Sunday, September 28, 2008

Reasons My Boys Amaze Me

I've said it before, and I'll say it again. I absolutely adore my children. They fascinate me, they humble me and they are an endless source of joy and amusement. Yet while I am amazingly self-confident is so many areas of my life, I have a sad tendency to doubt my parenting. I often lay awake at night, wondering if some decision I've made will help them succeed in life, or hinder them so badly that they will go through life with no more ambition or drive than a slug.

I believe that God sees this going on in my house. I also believe that since He knows when I need it most, He takes pleasure in the way He chooses to reassure me that I'm doing an okay job with my boys.

Every night when I get home from work, despite the fact that it's almost 8 o'clock and they've had to deal with their own homework and the largest part of their day without me and are getting ready to wind down and go to bed in roughly an hour.....

~~Bug will, without fail, stop whatever he's doing to come meet me in the hall, say Mommy! in that way he has with a super-huge smile on his face, give me the biggest hug possible, and ask how my day went. (For the record, this is the ONLY time that boy still calls me Mommy. Maybe he knows I still need that one, sometimes?)

~~Jock, even though being the overly-cool teenager that he is means he has to wait until both his brother and his father are otherwise distracted by the Brain Sucking Device with all the pretty pictures flashing across it in the living room, will --EVERY NIGHT-- come into the kitchen, hop up on the counter, and ask how work went that day. And then proceeds to tell me about his day while I make dinner. (And to some that might sound a mite selfish... telling me about his day. To those people, I will remind you that I need that from him. Every day it feels like a part of me withers away a little more, because he's growing up so damn fast that I can't keep up, and I desperately want to remain an important part of his life.)

~~Bug will often come in and lay on my bed helping me to sort socks on the weekends while I'm doing laundry. And while we're matching up everyone's socks, he just talks. And talks. And talks. But the best part of all his talking is the fact that he will throw in at least five random I Love You's in that twenty minute time period.

~~Jock spent a solid hour in his bathroom today. With the door shut and the radio blaring, I'll admit I started worrying after about 15 minutes. Especially as I didn't hear the shower running. (Those of you with teenage boys know that you don't question a thirty minute shower. Some things are just better left unconfirmed. Trust me on this.) I called through the door to check on him, and when reassured he was fine, I went on about my housekeeping fun. He eventually came out, and I forgot about the entire thing. Until about thirty minutes ago when I went in there. Expecting to find the room in its usual condition -- towels on the floor and on the rack, toothpaste in the sink, the toilet seat (and on the underside of it.....remember--BOYS) in a condition best left undescribed -- I was shocked and amazed to see everything shining and smelling like disinfectant. He had cleaned the entire bathroom himself, without being sent back in at least three times to "do it right".
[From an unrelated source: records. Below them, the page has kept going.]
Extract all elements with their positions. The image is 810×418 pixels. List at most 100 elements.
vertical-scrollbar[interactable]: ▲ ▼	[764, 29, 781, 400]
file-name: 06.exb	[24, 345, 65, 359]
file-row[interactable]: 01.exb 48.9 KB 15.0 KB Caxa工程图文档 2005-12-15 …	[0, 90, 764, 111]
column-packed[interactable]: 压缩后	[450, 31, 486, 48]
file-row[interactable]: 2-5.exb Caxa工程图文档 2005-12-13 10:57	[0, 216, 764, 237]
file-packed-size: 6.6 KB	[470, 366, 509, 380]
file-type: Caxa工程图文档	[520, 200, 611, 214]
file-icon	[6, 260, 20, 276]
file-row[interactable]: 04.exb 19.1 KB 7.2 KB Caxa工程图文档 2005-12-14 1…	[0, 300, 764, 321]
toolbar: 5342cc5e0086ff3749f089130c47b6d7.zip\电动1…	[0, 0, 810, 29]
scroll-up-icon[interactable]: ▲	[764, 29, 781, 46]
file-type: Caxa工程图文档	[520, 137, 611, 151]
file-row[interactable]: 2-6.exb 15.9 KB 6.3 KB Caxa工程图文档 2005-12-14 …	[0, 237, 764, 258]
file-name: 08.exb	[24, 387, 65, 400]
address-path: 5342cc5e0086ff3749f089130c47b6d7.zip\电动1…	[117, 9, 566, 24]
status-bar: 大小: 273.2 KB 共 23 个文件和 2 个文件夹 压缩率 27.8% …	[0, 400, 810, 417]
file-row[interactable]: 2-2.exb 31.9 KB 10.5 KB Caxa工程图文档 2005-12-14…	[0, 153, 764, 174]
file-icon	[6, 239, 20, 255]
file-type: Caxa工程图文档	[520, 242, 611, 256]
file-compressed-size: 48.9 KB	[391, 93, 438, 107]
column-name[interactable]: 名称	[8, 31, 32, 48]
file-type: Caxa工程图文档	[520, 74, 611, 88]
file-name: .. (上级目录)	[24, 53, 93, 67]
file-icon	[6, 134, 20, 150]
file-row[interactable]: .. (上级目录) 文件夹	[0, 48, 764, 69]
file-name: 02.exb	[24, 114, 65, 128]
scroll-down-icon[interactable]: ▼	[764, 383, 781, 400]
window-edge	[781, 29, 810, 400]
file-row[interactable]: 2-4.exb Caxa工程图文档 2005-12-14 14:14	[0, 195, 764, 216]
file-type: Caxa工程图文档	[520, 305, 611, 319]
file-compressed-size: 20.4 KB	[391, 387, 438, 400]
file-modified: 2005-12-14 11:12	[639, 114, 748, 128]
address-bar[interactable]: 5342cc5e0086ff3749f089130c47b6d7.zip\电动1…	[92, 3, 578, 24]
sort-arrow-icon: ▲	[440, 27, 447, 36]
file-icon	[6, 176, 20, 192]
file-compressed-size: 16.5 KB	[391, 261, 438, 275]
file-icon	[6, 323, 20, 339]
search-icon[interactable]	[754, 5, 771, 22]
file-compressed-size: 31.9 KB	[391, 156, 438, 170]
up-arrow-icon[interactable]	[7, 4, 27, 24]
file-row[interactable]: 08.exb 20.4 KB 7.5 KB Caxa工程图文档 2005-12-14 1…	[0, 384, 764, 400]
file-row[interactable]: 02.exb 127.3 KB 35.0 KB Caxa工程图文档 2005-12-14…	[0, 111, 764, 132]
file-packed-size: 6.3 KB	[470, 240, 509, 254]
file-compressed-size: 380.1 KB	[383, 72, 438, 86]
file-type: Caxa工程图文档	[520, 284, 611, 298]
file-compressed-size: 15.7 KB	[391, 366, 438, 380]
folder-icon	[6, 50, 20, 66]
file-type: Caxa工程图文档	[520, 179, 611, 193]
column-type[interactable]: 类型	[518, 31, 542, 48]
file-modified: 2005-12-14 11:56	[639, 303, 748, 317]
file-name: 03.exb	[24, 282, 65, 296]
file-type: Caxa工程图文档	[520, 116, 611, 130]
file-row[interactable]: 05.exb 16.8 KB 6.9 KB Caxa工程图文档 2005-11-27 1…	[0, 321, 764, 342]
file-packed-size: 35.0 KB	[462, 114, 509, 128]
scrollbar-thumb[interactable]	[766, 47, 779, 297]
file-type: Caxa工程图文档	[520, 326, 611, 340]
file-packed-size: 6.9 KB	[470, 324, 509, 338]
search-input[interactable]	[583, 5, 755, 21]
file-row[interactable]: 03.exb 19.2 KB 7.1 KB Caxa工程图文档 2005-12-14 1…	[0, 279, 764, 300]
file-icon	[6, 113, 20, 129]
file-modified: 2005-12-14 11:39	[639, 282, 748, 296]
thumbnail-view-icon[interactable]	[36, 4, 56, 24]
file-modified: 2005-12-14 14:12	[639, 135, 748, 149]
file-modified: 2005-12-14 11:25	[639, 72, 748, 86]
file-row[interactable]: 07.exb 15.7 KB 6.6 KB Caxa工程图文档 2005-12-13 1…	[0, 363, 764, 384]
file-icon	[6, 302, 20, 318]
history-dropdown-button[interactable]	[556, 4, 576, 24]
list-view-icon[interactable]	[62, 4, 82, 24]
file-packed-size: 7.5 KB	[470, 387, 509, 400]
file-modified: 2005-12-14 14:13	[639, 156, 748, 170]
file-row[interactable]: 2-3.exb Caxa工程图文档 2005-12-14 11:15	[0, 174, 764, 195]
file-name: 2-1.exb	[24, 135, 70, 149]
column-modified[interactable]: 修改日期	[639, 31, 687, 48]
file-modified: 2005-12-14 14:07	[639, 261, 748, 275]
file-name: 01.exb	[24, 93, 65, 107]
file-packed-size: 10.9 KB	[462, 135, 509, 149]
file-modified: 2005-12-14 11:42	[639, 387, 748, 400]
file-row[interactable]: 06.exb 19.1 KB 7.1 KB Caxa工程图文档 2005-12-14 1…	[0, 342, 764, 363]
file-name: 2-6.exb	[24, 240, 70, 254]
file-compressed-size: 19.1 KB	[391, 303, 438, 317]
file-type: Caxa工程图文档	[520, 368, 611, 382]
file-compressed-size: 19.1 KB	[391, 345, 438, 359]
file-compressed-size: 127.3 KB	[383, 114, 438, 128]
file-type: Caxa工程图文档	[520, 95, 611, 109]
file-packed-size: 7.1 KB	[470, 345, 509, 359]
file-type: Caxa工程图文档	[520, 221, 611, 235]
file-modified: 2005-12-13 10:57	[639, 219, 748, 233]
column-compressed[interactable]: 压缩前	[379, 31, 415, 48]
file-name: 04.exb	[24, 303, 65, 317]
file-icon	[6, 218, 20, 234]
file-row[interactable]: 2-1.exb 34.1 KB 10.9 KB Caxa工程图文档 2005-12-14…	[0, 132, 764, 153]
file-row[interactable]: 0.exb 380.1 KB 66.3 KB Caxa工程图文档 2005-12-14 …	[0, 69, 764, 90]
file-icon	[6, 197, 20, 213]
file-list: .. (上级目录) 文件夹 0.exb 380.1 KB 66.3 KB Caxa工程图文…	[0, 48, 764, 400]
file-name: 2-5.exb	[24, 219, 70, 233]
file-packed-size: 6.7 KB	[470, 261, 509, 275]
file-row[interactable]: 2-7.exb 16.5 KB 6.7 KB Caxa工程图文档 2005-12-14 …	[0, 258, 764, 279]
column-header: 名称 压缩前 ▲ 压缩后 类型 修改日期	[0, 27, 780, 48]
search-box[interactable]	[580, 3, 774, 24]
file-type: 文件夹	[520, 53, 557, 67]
Nights like this give me hope that I'm raising good boys into good men. Men who will always greet the important people in their lives with enthusiasm. Men who will remember to show interest in the lives of those important to them. Men who will openly share important parts of their lives with those they love.

And perhaps most importantly, men who will always be able to clean up after themselves in the bathroom.

4 comments:

Burgh Baby said...

You do good work, Mom. No doubt about it.

Karen said...

I've been watching you closely, and you've officially passed the test. I will be sending my boys to your camp next summer.

Kidzmama said...

I think it's very normal to doubt your parenting skills. If you didn't I'd kinda worry. You simply can't be doing everything right, just the important parts.

I just love when my kids and I get one on one time too. With four of them it's really tough sometimes. Clever likes to sit on our bed and chat while I iron. She also likes the quiet at the end of the day and sits in her bed and chats with me after all the other kids have gone to sleep. Funny likes to chat when it's just me and him in the car together.

They are the times to remember cause they will not last forever.

Flea said...

You're doing the best job ever! I don't know what impresses me more - that your teen still tells you all about his day, or that he cleaned the bathroom so well and spontaneously! Great job, SM! So much to be glad for and proud of.